Cette manifestation "Littérature et TV" se déroule dans le cadre d’une mission que l’INA développe depuis 1975, pour préserver les trésors de la télévision publique française. Depuis 3 ans, avec Vidéo les beaux jours, ces fameux "trésors" sont montrés en lien avec une thématique. Ce travail de mémoire a le mérite de nous rappeler qu’une télévision culturelle a été possible, et qu’elle répond à un besoin bien réel de public. Mais prenons-nous à rêver, non pas d’un retour du même, mais d’une télévision où le documentaire aurait de nouveau sa place. Pour reprendre les mots de Paz, pour qui il n’y a pas de société possible sans poète, une société sans documentaire me semble elle aussi difficile. Comme disait un réalisateur chilien qui a beaucoup travaillé sur la mémoire bafouée de son pays, une société sans documentaire c’est comme une famille sans photo.
Le documentaire est un cinéma qui construit du lien, de la mémoire, de la réflexion sur le monde.

Même si la télévision a bien changé, nous, en tout cas, avons toujours soif de documentaires qui font appel à notre intelligence, à notre besoin de poésie. Nous ne souhaitons pas nous distraire du monde à tout prix, mais au contraire continuer à le questionner. Et le documentaire a la capacité de le faire, et même d’aller plus loin, de nous permettre de nous interroger sur nous-mêmes, loin de l’inanité des reality shows.

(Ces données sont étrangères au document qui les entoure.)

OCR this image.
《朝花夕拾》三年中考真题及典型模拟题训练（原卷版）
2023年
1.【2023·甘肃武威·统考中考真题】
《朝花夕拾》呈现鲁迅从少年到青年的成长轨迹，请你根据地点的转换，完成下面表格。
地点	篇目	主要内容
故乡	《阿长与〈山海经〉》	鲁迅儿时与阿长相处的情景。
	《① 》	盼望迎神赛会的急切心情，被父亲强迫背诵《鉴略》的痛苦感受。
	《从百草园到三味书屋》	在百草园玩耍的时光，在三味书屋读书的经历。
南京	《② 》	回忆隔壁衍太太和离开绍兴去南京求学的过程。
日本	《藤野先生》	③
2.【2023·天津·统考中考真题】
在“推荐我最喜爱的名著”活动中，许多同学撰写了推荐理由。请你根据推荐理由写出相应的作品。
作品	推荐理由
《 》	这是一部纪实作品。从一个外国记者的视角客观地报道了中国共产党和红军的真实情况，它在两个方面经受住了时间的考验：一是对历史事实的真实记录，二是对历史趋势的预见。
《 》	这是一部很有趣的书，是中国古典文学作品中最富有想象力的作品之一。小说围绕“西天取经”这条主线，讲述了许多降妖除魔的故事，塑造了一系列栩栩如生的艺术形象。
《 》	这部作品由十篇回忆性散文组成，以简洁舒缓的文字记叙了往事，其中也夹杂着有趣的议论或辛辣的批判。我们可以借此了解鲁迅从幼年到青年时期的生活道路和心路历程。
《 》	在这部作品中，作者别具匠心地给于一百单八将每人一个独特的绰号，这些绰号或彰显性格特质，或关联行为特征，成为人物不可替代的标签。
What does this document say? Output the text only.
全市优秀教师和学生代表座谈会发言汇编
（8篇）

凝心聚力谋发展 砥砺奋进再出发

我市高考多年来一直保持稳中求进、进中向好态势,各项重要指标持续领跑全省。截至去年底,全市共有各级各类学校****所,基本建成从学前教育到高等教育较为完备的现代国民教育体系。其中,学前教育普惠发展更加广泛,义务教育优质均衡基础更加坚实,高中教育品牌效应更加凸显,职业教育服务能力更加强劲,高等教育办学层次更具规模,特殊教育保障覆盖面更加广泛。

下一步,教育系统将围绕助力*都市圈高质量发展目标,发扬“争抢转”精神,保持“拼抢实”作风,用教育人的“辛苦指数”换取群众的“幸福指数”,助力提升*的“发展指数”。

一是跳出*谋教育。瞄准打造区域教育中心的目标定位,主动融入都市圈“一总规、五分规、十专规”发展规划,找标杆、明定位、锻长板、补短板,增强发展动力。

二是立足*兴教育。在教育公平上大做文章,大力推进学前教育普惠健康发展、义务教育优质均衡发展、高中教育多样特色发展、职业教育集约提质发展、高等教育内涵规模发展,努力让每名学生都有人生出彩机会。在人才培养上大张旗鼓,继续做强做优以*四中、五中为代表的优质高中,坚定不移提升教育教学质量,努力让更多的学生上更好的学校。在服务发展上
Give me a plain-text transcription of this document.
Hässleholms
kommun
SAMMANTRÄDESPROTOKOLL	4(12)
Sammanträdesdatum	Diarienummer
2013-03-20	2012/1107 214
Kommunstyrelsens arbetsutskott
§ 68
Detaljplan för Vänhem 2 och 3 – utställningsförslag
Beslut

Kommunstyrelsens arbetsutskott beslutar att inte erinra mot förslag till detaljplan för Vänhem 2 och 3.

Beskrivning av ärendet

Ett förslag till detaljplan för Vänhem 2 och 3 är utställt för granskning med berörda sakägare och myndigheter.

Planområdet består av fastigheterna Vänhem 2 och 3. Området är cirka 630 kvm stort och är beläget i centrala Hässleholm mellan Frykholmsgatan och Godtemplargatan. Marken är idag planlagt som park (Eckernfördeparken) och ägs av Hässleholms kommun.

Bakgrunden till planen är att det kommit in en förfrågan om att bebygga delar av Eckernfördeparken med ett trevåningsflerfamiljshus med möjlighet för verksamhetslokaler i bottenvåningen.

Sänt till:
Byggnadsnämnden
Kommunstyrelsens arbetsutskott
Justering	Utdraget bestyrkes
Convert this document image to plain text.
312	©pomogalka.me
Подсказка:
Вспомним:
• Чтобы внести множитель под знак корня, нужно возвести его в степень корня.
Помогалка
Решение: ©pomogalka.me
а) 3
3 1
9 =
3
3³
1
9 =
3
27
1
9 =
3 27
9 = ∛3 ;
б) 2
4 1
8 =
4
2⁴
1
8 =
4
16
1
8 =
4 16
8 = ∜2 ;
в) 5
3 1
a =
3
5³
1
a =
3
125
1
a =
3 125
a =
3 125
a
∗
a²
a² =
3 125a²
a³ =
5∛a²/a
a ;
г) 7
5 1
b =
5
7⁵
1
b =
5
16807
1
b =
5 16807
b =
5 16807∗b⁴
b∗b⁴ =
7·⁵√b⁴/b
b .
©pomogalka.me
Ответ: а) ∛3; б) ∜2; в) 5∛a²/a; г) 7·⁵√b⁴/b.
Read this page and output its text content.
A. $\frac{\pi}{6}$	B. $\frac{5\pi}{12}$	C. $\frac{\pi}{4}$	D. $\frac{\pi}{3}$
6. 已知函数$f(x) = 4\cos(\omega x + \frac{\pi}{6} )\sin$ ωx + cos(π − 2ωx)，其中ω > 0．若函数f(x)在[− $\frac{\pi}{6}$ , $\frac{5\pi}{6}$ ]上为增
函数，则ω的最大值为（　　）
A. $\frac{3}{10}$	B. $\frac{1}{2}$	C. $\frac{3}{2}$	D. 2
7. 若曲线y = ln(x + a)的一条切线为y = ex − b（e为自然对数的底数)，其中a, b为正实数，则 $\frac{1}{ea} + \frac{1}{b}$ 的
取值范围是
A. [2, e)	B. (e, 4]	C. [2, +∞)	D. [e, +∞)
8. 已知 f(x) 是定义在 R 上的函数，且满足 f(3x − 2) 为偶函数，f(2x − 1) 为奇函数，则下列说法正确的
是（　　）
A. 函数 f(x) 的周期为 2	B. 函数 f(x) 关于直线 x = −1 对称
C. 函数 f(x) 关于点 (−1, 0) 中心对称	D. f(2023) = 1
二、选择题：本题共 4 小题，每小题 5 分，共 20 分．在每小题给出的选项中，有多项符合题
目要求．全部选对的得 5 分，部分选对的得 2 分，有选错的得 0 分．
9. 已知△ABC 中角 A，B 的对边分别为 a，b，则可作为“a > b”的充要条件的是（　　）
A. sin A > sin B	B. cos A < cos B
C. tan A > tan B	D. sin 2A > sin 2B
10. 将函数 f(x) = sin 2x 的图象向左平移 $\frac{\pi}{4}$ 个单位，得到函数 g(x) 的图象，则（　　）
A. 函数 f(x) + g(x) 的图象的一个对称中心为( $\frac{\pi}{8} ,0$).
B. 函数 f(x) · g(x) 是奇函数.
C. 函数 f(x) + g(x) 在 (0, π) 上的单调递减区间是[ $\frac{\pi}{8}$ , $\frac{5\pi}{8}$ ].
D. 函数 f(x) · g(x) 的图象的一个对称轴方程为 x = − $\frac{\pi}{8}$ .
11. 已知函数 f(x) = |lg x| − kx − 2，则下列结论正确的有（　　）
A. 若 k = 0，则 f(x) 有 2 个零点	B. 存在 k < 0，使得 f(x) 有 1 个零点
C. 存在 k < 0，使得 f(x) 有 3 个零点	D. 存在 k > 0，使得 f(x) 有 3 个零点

Je signale dans le cadre de cette manifestation un "Hommage à Pierre Dumayet Re-Lectures pour tous" ( 2007, inédit) réalisé par Robert Bober, qui sera montré au Palais universitaire Université Marc Bloch, le MARDI 3 avril 2007 à 20 heures, en présence du réalisateur. Pierre Dumayet était le producteur "Re-Lectures pour tous" ( 1953-1968), émission emblématique de la télévision consacrée à l’actualité littéraire. Dumayet était convaincu que la lecture était un plaisir largement partagé par tous.

Autre époque, autres moeurs ?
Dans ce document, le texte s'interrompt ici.